Jane Chu wrote:
> On 2/27/2024 12:28 PM, Dave Jiang wrote:
>
> >
> > On 2/27/24 1:24 PM, Jane Chu wrote:
> >> On 2/27/2024 8:40 AM, Dave Jiang wrote:
> >>
> >>> On 2/26/24 10:32 PM, Cao, Quanquan/曹 全全 wrote:
> >>>> Hi, Dave
> >>>>
> >>>> On the basis of this patch, I conducted some tests and encountered
> >>>> unexpected errors. I would like to inquire whether the design here is
> >>>> reasonable? Below are the steps of my testing:
> >>>>
> >>>> Link:
> >>>> https://lore.kernel.org/linux-cxl/170138109724.2882696.123294980050048623.stgit@djiang5-mobl3/
> >>>>
> >>>>
> >>>> Problem description: after creating a region, directly forcing
> >>>> 'disable-memdev' and then consuming memory leads to a kernel panic.

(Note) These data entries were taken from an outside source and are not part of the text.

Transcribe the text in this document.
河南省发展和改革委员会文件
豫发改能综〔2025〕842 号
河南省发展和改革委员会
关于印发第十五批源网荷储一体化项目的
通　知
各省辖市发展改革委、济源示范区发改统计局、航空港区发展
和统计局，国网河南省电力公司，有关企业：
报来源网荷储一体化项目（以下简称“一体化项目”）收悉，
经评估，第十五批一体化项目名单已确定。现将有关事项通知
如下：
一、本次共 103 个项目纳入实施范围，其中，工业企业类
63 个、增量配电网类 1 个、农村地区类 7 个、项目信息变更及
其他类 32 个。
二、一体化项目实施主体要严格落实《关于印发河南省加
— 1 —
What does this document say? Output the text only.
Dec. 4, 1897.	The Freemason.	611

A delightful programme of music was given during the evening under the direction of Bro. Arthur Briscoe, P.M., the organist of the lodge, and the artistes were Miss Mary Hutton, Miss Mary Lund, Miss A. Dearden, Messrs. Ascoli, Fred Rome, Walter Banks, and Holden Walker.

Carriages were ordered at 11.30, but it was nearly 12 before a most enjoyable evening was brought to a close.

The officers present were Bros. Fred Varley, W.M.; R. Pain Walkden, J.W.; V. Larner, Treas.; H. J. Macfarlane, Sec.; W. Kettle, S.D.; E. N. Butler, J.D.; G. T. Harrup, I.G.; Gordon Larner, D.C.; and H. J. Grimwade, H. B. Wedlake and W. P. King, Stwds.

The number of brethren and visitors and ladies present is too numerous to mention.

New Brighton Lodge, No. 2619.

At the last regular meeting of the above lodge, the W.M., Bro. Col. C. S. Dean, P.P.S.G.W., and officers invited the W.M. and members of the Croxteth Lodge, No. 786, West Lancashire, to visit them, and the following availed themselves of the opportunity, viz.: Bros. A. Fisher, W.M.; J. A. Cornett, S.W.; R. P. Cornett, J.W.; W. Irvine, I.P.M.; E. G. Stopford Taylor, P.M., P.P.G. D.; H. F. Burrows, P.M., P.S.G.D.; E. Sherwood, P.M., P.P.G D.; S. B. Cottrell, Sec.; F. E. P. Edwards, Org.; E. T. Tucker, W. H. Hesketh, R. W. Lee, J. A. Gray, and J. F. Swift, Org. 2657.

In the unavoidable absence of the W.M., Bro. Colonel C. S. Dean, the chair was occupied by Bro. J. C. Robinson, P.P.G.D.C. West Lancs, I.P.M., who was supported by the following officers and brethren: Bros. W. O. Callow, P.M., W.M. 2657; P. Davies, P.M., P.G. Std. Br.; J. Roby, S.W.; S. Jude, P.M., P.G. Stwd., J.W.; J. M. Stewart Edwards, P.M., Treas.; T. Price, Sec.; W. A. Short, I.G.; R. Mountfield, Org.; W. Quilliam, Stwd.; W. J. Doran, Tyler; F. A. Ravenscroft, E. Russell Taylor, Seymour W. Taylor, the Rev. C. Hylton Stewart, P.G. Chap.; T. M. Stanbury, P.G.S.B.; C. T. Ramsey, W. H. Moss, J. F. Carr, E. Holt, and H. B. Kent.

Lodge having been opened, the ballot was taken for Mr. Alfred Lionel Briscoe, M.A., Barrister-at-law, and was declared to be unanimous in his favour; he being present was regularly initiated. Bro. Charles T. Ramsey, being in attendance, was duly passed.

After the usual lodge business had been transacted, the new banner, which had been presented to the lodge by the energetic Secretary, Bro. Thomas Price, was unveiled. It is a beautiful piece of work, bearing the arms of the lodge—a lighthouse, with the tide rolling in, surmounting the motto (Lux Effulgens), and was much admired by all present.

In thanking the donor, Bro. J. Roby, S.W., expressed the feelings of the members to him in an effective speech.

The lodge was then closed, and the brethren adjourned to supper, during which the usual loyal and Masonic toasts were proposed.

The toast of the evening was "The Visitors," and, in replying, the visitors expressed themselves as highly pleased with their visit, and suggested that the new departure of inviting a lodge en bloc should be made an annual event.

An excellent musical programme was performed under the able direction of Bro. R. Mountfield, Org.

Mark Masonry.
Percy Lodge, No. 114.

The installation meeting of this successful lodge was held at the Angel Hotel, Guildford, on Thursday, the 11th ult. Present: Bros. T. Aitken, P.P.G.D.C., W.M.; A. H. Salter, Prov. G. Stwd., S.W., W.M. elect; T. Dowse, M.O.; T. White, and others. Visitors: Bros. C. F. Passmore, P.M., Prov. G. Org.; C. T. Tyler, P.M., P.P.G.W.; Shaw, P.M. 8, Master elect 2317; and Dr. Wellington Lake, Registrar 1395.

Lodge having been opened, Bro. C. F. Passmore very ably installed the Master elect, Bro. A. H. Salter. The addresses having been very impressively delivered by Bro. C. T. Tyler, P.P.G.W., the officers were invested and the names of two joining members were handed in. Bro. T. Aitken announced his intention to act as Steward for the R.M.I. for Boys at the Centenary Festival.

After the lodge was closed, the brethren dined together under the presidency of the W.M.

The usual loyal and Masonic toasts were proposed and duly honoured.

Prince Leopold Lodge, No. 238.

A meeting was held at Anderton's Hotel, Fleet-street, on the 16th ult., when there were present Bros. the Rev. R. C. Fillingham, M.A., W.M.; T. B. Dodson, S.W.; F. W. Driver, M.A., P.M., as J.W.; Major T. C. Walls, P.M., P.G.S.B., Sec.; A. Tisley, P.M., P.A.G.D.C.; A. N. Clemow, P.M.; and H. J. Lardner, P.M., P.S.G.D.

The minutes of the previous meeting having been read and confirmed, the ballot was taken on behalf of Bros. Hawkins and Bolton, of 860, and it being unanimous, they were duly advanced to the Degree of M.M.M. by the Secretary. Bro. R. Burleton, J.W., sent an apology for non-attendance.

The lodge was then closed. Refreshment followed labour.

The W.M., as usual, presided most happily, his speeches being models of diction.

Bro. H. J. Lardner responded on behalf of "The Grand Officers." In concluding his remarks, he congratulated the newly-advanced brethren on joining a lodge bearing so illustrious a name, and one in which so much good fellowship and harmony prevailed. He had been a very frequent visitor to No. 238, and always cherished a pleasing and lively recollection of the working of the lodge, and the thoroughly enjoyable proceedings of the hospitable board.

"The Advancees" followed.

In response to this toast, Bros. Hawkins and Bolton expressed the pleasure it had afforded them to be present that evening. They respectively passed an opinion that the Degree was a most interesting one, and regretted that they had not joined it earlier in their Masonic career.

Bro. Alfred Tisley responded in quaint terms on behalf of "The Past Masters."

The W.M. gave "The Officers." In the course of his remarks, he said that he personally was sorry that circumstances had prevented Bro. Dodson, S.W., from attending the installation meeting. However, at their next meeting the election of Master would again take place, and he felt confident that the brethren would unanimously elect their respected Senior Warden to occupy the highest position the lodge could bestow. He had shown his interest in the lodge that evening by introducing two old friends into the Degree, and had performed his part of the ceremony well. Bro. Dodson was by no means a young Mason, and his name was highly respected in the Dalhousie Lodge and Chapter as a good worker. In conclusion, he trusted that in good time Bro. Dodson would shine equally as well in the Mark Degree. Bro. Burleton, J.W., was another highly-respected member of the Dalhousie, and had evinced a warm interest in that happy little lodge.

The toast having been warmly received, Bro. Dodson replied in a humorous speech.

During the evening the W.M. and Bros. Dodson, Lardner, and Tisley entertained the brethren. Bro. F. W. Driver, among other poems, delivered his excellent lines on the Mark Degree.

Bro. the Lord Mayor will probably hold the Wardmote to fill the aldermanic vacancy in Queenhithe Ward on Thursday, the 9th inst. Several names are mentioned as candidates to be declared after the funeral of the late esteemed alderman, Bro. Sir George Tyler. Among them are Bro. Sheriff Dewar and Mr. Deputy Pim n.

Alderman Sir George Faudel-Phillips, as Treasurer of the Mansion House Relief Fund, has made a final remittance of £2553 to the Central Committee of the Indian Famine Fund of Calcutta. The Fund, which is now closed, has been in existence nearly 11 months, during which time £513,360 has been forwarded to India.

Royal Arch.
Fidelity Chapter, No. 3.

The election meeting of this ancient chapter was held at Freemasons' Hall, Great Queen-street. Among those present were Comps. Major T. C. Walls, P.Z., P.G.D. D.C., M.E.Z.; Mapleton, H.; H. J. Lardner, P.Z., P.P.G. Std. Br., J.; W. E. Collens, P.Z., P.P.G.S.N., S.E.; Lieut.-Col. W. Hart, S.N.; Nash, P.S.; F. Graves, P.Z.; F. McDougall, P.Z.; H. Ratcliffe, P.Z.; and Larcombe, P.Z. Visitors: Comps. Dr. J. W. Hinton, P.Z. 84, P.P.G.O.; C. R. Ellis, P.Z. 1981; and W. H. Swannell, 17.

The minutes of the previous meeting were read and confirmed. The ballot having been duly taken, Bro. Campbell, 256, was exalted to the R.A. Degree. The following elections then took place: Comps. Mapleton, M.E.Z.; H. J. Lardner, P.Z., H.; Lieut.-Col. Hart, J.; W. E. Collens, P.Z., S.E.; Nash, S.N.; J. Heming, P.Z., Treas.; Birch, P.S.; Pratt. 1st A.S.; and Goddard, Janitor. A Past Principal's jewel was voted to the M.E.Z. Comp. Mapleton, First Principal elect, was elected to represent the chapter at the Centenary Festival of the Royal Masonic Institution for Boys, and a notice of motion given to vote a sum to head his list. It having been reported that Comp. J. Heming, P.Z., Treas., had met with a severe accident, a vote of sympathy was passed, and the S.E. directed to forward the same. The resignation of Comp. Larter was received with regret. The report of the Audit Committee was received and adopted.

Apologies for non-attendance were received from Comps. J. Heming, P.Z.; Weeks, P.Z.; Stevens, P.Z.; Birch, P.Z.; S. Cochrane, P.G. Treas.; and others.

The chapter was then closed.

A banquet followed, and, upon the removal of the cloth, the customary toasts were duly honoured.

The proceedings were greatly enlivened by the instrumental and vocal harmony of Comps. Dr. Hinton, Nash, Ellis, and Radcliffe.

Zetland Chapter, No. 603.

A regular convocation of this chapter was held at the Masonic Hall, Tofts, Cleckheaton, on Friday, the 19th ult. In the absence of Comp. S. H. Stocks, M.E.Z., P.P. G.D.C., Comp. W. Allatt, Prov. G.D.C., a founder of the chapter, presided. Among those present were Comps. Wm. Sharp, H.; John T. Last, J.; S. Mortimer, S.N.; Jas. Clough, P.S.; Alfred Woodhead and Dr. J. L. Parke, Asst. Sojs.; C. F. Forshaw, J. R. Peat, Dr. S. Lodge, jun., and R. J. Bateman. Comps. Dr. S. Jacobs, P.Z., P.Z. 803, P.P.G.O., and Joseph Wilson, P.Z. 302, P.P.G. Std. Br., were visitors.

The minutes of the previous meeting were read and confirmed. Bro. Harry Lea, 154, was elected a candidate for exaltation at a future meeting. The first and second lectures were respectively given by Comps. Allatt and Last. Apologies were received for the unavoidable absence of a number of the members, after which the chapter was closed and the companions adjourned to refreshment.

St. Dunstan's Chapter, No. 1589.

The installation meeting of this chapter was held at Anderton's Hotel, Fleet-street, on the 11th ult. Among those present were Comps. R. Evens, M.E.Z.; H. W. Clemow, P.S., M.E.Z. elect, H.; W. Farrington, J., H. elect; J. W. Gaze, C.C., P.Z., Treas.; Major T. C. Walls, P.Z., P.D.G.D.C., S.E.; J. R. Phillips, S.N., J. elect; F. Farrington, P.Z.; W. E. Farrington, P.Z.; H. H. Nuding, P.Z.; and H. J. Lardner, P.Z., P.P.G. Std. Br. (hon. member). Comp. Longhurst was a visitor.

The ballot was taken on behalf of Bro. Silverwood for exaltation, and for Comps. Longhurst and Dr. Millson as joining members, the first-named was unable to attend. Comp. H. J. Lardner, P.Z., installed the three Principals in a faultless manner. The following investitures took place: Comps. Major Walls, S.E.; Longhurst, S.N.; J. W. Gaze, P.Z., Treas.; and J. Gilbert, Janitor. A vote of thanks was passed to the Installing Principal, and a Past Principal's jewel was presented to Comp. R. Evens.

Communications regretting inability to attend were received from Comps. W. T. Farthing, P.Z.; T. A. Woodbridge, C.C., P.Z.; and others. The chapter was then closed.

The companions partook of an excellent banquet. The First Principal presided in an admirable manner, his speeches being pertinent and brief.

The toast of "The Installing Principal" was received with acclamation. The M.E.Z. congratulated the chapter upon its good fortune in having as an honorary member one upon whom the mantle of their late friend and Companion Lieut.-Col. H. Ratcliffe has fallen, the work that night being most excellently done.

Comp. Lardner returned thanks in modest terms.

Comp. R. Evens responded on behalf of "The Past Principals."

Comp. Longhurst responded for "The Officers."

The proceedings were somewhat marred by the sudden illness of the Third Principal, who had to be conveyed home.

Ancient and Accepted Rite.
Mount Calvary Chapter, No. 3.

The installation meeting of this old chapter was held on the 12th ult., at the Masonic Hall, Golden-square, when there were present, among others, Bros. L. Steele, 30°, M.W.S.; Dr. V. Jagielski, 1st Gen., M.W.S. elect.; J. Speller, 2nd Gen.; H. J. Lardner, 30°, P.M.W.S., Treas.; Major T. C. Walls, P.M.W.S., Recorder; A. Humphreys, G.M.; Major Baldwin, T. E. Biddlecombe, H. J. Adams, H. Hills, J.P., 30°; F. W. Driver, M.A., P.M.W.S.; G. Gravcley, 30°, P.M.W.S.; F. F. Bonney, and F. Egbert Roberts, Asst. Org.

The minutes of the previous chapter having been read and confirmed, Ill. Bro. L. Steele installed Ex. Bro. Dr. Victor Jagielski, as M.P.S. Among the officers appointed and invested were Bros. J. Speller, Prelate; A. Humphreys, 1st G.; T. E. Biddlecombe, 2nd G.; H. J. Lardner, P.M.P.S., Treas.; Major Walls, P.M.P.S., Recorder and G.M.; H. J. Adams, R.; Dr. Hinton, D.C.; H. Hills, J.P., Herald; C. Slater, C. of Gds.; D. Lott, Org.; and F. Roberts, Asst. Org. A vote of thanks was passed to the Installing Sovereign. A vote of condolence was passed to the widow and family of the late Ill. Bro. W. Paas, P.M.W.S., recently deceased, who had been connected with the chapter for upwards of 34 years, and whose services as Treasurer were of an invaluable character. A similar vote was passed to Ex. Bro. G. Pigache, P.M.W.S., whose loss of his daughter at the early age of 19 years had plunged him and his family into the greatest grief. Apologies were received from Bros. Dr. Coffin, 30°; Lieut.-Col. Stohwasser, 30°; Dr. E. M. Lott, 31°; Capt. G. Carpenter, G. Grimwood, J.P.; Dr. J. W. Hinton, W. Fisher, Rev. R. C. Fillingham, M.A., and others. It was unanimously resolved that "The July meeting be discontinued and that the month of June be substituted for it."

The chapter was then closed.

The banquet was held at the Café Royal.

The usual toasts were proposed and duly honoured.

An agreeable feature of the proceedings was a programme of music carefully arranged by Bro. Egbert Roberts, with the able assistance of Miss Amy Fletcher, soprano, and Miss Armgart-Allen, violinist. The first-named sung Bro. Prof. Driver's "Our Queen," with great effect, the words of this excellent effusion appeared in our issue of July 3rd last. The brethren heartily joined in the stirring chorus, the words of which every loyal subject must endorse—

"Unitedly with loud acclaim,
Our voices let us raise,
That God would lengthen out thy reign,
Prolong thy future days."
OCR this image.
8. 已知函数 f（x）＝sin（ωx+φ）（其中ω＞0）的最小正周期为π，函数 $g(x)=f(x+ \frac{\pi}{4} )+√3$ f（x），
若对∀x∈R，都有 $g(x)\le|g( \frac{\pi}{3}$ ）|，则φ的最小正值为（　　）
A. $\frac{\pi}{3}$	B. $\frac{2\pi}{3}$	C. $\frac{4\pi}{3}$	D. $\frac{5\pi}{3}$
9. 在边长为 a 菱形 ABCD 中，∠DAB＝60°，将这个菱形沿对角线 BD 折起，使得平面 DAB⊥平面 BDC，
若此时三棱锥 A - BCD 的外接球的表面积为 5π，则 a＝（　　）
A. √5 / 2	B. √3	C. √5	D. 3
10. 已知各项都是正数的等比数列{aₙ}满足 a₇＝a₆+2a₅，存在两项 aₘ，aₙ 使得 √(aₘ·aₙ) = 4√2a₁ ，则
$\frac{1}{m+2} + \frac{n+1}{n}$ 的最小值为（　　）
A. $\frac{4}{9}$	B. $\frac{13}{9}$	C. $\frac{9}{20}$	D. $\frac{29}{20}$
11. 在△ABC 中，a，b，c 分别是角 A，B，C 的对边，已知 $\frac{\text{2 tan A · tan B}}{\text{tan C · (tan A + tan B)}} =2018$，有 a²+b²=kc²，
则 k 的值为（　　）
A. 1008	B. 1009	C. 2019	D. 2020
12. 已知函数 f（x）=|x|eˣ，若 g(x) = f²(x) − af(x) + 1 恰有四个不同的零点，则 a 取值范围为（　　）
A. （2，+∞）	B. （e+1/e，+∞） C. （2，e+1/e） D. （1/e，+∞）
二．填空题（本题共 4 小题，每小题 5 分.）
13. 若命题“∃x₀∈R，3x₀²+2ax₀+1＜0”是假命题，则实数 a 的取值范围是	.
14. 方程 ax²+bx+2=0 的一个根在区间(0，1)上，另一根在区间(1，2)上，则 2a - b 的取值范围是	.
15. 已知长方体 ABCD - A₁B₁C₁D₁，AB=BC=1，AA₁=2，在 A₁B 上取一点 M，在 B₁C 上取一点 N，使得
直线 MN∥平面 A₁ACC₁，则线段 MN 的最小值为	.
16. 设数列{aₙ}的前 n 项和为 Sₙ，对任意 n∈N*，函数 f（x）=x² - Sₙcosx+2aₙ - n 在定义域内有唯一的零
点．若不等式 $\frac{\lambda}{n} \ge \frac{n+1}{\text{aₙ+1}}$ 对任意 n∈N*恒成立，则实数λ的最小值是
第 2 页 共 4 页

> >>> If you are forcing memory disable when the memory cannot be
> >>> offlined, then this behavior is expected. You are ripping the
> >>> memory away from underneath kernel mm. The reason the check was
> >>> added is to prevent the users from doing exactly that.
> >> Since user is doing the illegal thing, shouldn't that lead to
> >> SIGBUS or SIGKILL ?
> > The behavior is unpredictable once the CXL memory is ripped away. If
> > the memory only backed user memory then you may see SIGBUS. But if
> > the memory backed kernel data then kernel OOPs is not out of
> > question.
>
> Make sense, thanks for the clarification.
I will just add consider the case of a technician physically removing a
card without shutting down the kernel's usage of it. That event is
indistinguishable from "cxl disable-memdev --force" at the driver level
since the driver just gets the same ->remove() callback with no
opportunity to return an error.
So this is a case of trusting the system administrator to know best, and
is why --force is documented as:
-f, --force
DANGEROUS: Override the safety measure that blocks attempts
to disable a device if the tool determines the memdev is in active
usage. Recall that CXL memory ranges might have been established by
platform firmware and disabling an active device is akin to force
removing memory from a running system.